White academics must understand that when they use the n-word, they contribute to the systemic racism against Black people, whether intentionally or accidentally. The social status of the two groups are not de facto equal. White bodies still have more social powers, or privileges, than Black bodies. When White bodies use the n-word in its full form, they contribute to the rigidification of that inequality of social powers between the two social groups.

One might argue that academic standards demand truthfulness to original text regardless of historical contexts and hence justify their use of the n-word despite being White. However, White academics’ use of the n-word is more a matter of racially-aware academic communication than a matter of academic quotation standards. Direct quotes are usually modified by academics, using square brackets (“[...]”) as an indication. By using the euphemism “the n-word” and not the n-word itself, academics can still stay truthful to the original text as readers can understand.

For example, this is a quote from How To Be An Antiracist by Dr Ibram X. Kendi: “He separated himself from ‘them [n-word]s’, racialized them, looked down on them.” As shown, the message of Dr Kendi remained intact and comprendable. This example once again proves that academic standards and racially-aware academic communication can be aligned.
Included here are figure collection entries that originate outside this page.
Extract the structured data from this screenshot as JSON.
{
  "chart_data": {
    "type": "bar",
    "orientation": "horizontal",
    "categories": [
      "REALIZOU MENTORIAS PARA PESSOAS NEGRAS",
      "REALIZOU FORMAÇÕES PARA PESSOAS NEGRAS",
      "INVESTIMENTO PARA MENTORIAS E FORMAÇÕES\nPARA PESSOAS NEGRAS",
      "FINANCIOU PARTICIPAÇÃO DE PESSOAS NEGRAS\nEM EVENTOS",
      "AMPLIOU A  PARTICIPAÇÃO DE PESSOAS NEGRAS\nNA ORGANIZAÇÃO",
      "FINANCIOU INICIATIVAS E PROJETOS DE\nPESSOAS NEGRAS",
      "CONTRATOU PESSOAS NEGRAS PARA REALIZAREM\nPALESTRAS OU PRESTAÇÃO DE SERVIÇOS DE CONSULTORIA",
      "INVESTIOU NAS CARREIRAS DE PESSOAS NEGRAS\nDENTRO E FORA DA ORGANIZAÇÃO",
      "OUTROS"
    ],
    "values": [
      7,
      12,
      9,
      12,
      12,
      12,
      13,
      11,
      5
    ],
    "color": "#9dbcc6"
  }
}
Young White academics might be inexperienced in providing racially-aware academic communication. As experienced academics, university faculties have the responsibility to assist their students in language concerning racial relations in particular and marginalized groups in general. Specifically at UCM, the faculty can update its UCM Style Guide to include a section on quoting slurs concerning different marginalized groups. Your correspondent is unaware if similar proposals were made in the past; but the fact is that the current UCM Style Guide does not have any guidelines regarding such practice. Furthermore, according to Dr Dellen, the matter is neither “discussed in for example [Basiskwalificatie Onderwijs (BKO)] trainings (which new academic staff members participate in to obtain a teaching certificate for the [University Maastricht])” nor in “trainings for first year students.”

If academics decided to update their academic language conventions, it would not be the first time. According to the Center for the Study of Social Justice, it used to be the academic convention to not capitalise “black” and “white” when referring to social groups. Now, “Black” was capitalised to reclaim strength by adhering to the grammatical conventions of Black-dominated publishing institutions (i.e., ESSENCE and Ebony) magazines over those of White-dominated publishing institutions (i.e., The New York Times). In addition, “White” was capitalised because not doing so means suggesting “Whiteness as both neutral and the standard” and being of-colour is abnormal.

It is important to remember: words have power. Language has strength. They do not only convey messages but also construct reality. An inclusive and racially-aware language framework can help convey and construct inclusiveness and racial-awareness in not only UCM, or Maastricht University as a whole, but also academic institutions in general.